1. ## complex simplifying

Simplify $\sqrt{15+8i}$.

I got $4+i$ or $-4 - i$, but only one of these solutions is correct.

Obviously $\sqrt{15+8i}>0$, but with my answers, wouldn't the pesky $i$ term disable you from checking whether the expression is greater or less than 0? After all, $i$ is not on the number line... I dunno, it just feels risky dealing with that $i$ term.

thanks

2. Originally Posted by DivideBy0
Simplify $\sqrt{15+8i}$.

I got $4+i$ or $-4 - i$, but only one of these solutions is correct.

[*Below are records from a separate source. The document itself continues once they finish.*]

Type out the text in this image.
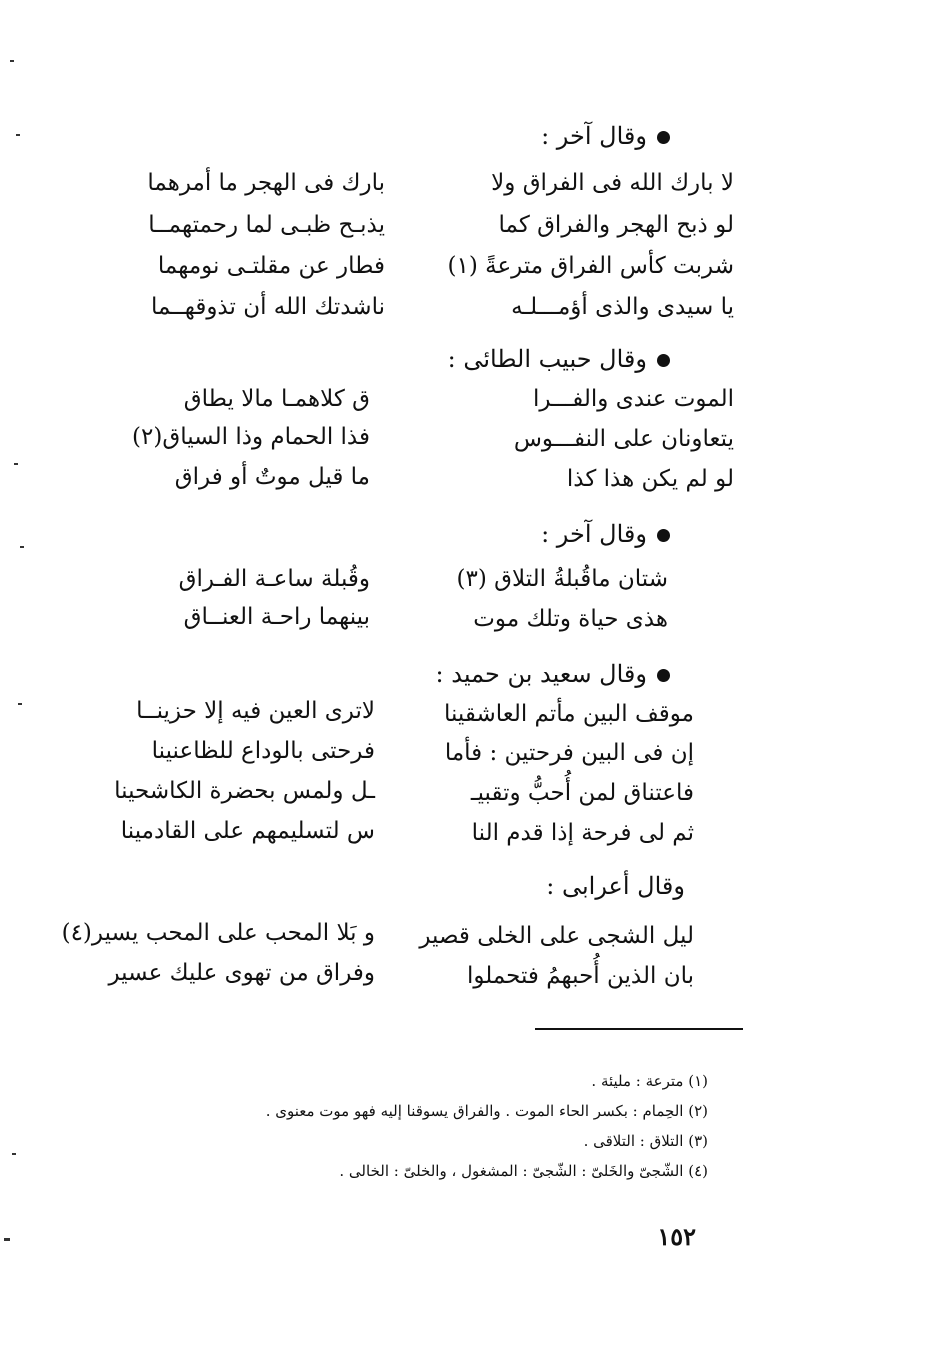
وقال آخر :
لا بارك الله فى الفراق ولا
بارك فى الهجر ما أمرهما
لو ذبح الهجر والفراق كما
يذبـح ظبـى لما رحمتهمــا
شربت كأس الفراق مترعةً (١)
فطار عن مقلتـى نومهما
يا سيدى والذى أؤمـــلـه
ناشدتك الله أن تذوقهــما
وقال حبيب الطائى :
الموت عندى والفـــرا
ق كلاهمـا مالا يطاق
يتعاونان على النفـــوس
فذا الحمام وذا السياق(٢)
لو لم يكن هذا كذا
ما قيل موتٌ أو فراق
وقال آخر :
شتان ماقُبلةُ التلاق (٣)
وقُبلة ساعـة الفـراق
هذى حياة وتلك موت
بينهما راحـة العنــاق
وقال سعيد بن حميد :
موقف البين مأتم العاشقينا
لاترى العين فيه إلا حزينــا
إن فى البين فرحتين : فأما
فرحتى بالوداع للظاعنينا
فاعتناق لمن أُحبُّ وتقبيـ
ـل ولمس بحضرة الكاشحينا
ثم لى فرحة إذا قدم النا
س لتسليمهم على القادمينا
وقال أعرابى :
ليل الشجى على الخلى قصير
و بَلا المحب على المحب يسير(٤)
بان الذين أُحبهمُ فتحملوا
وفراق من تهوى عليك عسير
(١) مترعة : مليئة .
(٢) الحِمام : بكسر الحاء الموت . والفراق يسوقنا إليه فهو موت معنوى .
(٣) التلاق : التلاقى .
(٤) الشّجىّ والخَلىّ : الشّجىّ : المشغول ، والخلىّ : الخالى .
١٥٢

Obviously $\sqrt{15+8i}>0$, but with my answers, wouldn't the pesky $i$ term disable you from checking whether the expression is greater or less than 0? After all, $i$ is not on the number line... I dunno, it just feels risky dealing with that $i$ term.

thanks
Given any (non-zero) number $z$ its square root $\sqrt{z}$ is $\sqrt{|z|} \cdot e^{\theta i/2}$ where $\theta$ is the angle it makes with the x-axis measure $(-\pi,\pi]$.*

So if $z=15+8i$ then $|z| = \sqrt{15^2+8^2} = \sqrt{298}$.

The angle that $15+8i$ makes with the x-axis is $\theta = \tan^{-1} (15/8)$.

So,
$e^{i\cdot \left( \frac{\tan^{-1}(15/8)}{2} \right) } = \cos \left( \frac{\tan^{-1}(15/8)}{2} \right) + i \sin \left( \frac{\tan^{-1} (15/8)}{2} \right)$

Use half-angle formulas,
$\frac{1}{\sqrt{2}} \sqrt{ 1 + \cos \tan^{-1}(15/8) } + i\frac{1}{\sqrt{2}} \sqrt{ 1 - \cos \tan^{-1}(15/8)}$

Can you simplify that?

*)And this is computed with Euler formula: $e^{xi} = \cos x + i\sin x$.